Now, let’s create a box plot to visualize the distribution of life expectancy across different years:
import seaborn as sns
plt.figure(figsize=(10, 6))
sns.boxplot(x='Year', y='Life expectancy at birth (years)', data=df)
plt.xlabel('Year')
plt.ylabel('Life expectancy')
plt.title('Distribution of Life Expectancy by Year')
plt.show()
Let’s now check if the life expectancy increased over time in the six nations.
plt.figure(figsize=(10, 6))
sns.lineplot(x='Year', y='Life expectancy at birth (years)', data=df)
plt.xlabel('Year')
plt.ylabel('Life expectancy')
plt.title('Life Expectancy over Time')
plt.show()
From the line plot, we can see that life expectancy has generally increased over time in the dataset, with a slight dip in the early 2000s.
Has GDP increased over time in the dataset?
plt.figure(figsize=(10, 6))
sns.lineplot(x='Year', y='GDP', data=df)
plt.xlabel('Year')
plt.ylabel('GDP')
plt.title('GDP over Time')
plt.show()
From the line plot, we can see that GDP has generally increased over time in the dataset, with a slight dip during the global financial crisis of 2008-2009.
Is there a correlation between GDP and life expectancy of a country?
To answer this question, we can create a scatter plot of GDP versus life expectancy:
plt.figure(figsize=(10, 6))
sns.scatterplot(x='GDP', y='Life expectancy at birth (years)', data=df)
plt.xlabel('GDP')
plt.ylabel('Life expectancy')
plt.title('GDP vs.
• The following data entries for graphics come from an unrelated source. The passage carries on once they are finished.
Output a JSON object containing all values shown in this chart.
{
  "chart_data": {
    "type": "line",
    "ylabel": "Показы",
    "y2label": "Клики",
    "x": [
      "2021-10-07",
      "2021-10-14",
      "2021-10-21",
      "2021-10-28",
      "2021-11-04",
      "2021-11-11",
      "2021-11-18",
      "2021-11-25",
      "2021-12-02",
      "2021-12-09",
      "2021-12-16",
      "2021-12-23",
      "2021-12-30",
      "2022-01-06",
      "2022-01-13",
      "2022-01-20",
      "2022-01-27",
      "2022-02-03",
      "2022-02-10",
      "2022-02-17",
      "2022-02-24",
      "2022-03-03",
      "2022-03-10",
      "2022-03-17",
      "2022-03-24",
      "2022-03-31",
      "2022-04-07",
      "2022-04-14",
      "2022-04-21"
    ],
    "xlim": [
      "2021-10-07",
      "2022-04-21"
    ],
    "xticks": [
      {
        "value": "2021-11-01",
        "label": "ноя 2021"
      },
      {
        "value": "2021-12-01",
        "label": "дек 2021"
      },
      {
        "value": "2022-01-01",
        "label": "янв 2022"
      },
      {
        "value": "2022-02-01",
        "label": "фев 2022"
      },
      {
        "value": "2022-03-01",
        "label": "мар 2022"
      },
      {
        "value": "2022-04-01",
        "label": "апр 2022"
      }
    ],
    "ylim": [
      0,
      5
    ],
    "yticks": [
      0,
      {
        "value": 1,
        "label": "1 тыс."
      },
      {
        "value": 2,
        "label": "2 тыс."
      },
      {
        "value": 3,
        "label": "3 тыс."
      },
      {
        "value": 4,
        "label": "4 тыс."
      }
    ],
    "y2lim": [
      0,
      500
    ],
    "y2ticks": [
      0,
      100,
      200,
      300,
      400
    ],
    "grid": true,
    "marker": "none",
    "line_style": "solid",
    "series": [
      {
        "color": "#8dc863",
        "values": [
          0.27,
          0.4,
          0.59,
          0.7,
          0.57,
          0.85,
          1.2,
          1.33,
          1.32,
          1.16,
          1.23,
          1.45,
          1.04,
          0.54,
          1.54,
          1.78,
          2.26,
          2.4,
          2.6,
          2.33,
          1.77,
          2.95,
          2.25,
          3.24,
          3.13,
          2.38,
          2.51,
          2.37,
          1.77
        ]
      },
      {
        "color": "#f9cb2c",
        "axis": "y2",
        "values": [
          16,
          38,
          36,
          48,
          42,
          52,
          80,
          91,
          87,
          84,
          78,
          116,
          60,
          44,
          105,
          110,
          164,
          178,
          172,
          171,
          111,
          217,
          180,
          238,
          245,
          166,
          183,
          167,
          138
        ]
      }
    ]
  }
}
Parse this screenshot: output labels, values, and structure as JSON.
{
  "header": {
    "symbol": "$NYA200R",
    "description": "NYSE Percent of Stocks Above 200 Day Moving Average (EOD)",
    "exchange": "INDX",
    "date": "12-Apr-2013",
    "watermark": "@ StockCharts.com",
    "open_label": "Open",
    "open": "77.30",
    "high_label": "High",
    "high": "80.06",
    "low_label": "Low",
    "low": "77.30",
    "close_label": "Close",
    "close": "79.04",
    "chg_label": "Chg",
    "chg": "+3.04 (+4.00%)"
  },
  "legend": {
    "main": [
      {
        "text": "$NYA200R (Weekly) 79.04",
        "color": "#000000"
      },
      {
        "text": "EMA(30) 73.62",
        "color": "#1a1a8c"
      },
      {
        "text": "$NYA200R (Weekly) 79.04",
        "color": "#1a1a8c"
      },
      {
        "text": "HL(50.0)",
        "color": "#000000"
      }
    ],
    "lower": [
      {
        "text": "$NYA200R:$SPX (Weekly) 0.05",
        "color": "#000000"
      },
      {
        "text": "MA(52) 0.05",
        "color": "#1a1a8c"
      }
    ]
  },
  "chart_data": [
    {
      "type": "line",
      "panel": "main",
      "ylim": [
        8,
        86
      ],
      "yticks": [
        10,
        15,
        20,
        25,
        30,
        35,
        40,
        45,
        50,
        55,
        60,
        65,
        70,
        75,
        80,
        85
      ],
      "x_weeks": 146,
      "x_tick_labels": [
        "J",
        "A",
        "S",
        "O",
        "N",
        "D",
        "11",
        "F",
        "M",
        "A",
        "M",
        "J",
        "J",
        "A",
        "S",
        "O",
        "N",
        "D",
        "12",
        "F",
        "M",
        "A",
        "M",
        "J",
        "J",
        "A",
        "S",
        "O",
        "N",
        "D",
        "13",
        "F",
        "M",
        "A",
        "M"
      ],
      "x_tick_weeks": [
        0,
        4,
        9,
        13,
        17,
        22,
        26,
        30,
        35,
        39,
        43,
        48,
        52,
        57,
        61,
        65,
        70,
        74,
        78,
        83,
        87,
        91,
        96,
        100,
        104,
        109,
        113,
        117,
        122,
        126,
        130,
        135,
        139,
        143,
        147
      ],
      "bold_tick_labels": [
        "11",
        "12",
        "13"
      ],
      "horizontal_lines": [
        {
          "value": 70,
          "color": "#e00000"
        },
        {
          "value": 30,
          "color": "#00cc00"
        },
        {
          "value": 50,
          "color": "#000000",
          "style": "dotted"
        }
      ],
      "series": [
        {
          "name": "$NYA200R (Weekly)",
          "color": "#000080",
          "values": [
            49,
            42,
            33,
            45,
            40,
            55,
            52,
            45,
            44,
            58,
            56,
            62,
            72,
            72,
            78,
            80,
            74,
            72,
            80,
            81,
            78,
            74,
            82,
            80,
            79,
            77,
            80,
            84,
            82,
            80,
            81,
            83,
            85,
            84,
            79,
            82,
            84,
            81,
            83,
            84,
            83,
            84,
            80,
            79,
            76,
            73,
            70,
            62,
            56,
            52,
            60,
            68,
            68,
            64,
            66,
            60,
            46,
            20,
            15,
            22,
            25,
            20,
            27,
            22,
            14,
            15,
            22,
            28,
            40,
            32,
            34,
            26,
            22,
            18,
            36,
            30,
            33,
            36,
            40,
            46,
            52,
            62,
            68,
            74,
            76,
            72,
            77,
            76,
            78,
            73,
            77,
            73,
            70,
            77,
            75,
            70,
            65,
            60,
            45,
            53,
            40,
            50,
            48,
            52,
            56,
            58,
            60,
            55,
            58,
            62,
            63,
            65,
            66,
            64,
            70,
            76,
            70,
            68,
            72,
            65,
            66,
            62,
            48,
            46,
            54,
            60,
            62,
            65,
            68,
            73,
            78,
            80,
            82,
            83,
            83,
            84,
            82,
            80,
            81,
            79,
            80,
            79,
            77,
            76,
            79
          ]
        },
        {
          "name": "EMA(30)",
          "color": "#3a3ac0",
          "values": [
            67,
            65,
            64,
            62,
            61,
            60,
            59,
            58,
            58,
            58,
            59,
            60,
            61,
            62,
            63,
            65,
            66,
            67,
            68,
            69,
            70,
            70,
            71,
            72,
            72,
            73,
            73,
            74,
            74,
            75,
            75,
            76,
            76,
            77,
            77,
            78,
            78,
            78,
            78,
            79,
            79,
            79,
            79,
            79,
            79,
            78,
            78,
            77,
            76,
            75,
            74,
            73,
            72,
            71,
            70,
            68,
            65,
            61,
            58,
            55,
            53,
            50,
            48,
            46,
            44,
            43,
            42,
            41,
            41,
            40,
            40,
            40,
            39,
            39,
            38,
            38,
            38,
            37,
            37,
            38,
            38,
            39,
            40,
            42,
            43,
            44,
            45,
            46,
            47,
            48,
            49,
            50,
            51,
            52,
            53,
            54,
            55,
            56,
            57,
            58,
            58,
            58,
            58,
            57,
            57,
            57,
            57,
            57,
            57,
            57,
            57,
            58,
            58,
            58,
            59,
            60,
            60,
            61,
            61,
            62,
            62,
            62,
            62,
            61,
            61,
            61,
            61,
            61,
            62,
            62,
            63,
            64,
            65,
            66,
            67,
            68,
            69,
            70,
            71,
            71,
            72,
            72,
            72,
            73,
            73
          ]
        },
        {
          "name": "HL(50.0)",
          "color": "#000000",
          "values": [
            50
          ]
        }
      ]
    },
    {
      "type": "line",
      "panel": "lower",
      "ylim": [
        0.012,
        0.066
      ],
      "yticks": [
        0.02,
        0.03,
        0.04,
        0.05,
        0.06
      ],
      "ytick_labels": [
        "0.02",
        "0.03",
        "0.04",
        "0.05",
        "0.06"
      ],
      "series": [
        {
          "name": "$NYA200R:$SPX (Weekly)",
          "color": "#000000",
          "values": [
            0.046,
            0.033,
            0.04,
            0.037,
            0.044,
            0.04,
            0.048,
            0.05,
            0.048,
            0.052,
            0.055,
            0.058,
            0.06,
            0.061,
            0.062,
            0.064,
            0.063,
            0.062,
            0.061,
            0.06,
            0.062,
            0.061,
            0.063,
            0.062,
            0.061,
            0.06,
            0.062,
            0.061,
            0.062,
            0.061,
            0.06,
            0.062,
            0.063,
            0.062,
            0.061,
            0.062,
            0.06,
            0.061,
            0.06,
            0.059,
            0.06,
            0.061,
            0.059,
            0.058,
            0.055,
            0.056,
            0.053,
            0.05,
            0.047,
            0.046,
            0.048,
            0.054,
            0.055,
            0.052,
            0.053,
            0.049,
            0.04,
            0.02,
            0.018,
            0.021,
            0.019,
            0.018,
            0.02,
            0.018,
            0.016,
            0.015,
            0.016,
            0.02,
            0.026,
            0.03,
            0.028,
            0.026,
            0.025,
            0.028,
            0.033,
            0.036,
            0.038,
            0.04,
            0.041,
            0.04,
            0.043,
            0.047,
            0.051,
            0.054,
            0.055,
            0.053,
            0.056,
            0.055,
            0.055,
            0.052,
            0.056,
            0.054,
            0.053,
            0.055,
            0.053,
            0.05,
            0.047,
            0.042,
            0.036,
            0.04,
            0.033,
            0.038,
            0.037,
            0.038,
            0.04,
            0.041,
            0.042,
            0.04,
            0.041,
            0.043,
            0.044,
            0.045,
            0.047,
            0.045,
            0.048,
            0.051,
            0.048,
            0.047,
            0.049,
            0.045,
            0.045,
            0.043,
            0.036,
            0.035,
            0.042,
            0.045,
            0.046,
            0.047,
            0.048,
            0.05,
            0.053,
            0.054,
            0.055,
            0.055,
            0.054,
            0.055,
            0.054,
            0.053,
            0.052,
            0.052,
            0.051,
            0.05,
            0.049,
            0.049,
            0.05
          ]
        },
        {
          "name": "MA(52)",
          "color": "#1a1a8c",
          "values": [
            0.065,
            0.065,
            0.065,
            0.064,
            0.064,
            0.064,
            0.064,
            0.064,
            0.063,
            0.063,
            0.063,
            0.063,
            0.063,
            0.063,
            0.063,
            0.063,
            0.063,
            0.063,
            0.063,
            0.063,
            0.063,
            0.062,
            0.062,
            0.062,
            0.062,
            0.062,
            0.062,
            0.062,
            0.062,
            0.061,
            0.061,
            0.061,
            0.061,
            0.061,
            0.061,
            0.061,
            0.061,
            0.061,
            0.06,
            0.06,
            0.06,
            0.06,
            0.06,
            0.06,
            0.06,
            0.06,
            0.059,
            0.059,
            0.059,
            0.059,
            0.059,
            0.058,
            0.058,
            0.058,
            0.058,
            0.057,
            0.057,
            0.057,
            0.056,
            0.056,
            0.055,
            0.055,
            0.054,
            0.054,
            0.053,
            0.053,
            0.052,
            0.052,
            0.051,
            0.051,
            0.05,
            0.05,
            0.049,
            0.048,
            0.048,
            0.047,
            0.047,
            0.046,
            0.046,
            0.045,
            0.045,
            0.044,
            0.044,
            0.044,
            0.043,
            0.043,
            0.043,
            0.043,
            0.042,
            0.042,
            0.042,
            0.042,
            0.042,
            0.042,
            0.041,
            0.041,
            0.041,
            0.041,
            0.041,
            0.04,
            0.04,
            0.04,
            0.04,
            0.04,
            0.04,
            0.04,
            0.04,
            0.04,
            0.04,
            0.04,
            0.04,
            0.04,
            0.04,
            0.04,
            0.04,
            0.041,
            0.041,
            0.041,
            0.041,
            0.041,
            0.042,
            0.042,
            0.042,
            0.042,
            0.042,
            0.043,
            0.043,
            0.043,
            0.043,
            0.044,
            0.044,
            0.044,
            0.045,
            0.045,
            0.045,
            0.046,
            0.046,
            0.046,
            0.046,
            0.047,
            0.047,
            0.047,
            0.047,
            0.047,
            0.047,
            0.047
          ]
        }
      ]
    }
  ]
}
Life Expectancy')
plt.show()
From the scatter plot, we can see that there is a positive correlation between GDP and life expectancy. Countries with higher GDP tend to have higher life expectancy.
What is the average life expectancy in the dataset?
To answer this question, we can use the mean()
function:
print("Average life expectancy:", df['Life expectancy at birth (years)'].mean())
Output:
Average life expectancy: 72.78958333333335
What is the distribution of life expectancy in the dataset?
To answer this question, we can create a histogram of life expectancy:
plt.figure(figsize=(10, 6))
sns.histplot(x='Life expectancy at birth (years)', data=df, bins=20)
plt.xlabel('Life expectancy')
plt.ylabel('Count')
plt.title('Distribution of Life Expectancy')
plt.show()
From the histogram, we can see that the distribution of life expectancy is roughly normal with a peak around 77-78 years.